Позже брали разливное противное пиво в стеклянных трёхлитровых банках, с мужественными приключениями, продираясь в толпе бешеных советских мужиков у какого-нибудь «стопика» (115-го магазина); пили в подвале Шигарёвского дома или у меня в квартире, и потом выходили на апрельский свет, как мартовские коты, исполненные сладостного единения в ощущении вспоротой от брюха до горла многообещающей, ластящейся, игривой, неуловимой жизни, которую надо поймать, но неясно как.

Однажды я захотел выпить один, чтобы понять эти ощущения единолично, без отвлечений; ведь, в целом, я по жизни любил быть с самим собой. Я заказал в студии звукозаписи, в подвальчике на площади Ленина, альбомы «Sgt. Pepper`s Lonely Hearts Club Band» и «Beatles for Sale» на своей бобине. На другой день я взял в «стекляшке» на Шубиных три бутылки пива, давясь выпил их в подвале, и поехал забирать заказ. Когда я ехал обратно (мне было 16) в утрамбованном людьми троллейбусе, я стоял рядом с молодой женщиной, и вдруг у меня появилась отчётливая и наглая мысль, что мне ничего не стоит вот прямо сейчас как бы невзначай прижаться к ней покрепче, боком, и даже внутренней стороной ладони приникнуть к её бедру. И я даже стал как-то не чрезмерно уверенно, но-таки реализовывать это. И мне казалось, женщина всё это понимает. Но всё-таки что-то и сдерживало. Дома я поставил бобину и в полутьме, следя за индикаторами катушечника (они непривычно дергались слишком высоко, «студийная» запись!), стоя слушал. «Beatles for Sale» немного разочаровал, «Pepper» разочаровал ещё больше, хотя неожиданность выстроения композиций (многие из которых были мне знакомы) волновала и вводила в недоумение. Но когда прозвучал последний «великий» аккорд «A Day In The Life», я, в его затухании, сел на диван и загрустил; стало вдруг обидно, что всё оказалось не настолько эффектно и волшебно, как я ожидал (хотя вполне должно было быть понятно, что и всемирная культура, да и я сам попросту гиперболизировали эти мои ожидания).

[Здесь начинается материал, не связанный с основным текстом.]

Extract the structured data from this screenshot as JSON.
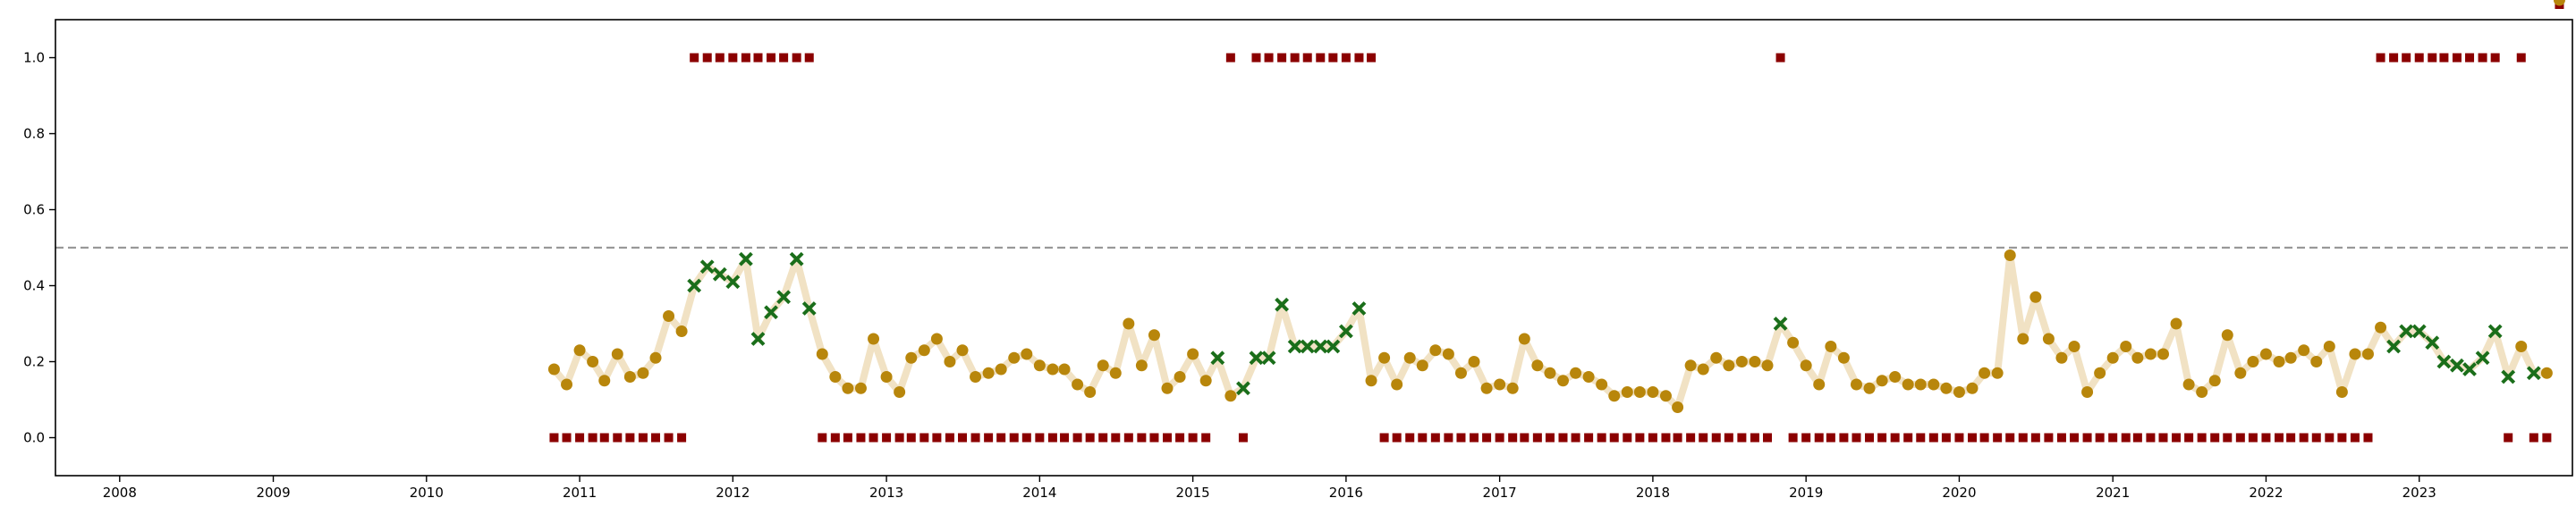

Вино как средство коммуникации, реализации подавленных мыслей и эмоций, как средство раскрепощения, снятия табу. Да, это могло быть. И это было, пожалуй, необходимо. Но я пил много. Вместе с другими. И, бывало, перебирал. Перебирал настолько, что понимал, что уплыл контроль, но я не могу уже с этим ничего поделать, — контроль за речью, за внятностью речи, даже за равновесием, реже за поведением. Мучаясь, бывало, от похмелья, я понимал, как это плохо (много пить), но проходило некоторое время, и я чувствовал, что нет никакой проблемы в том, чтобы вот в этот раз выпить, например, в общаге, на квартире с друзьями или в амбулатории, или даже одному на радостях, или от усталости. Всё это поддерживалось трендом. Я видел: пили почти все; по крайней мере, те одноклассники, однокурсники и коллеги, с кем я предпочитал общаться в силу их живости, коммуникабельности или кажущегося мне их возможного потенциала чему-то меня научить, кроме того что сидеть за скучными учебниками, быть нелюдимым, скучным и погружённым в себя, как некоторые из класса, группы или рабочего коллектива. Я видел, и, как ни странно, считал естественным и понятным, что многие в потоке этого тренда предпочитали даже бравировать неблаговидными моментами, связанными с перепоем. Это было для анекдотов и для общего ха-ха, всё это: блевота, неадекватность, половая слабость, глупые поступки. Над этим стоило посмеяться всем, кто бы ни проштрафился, и мне тоже.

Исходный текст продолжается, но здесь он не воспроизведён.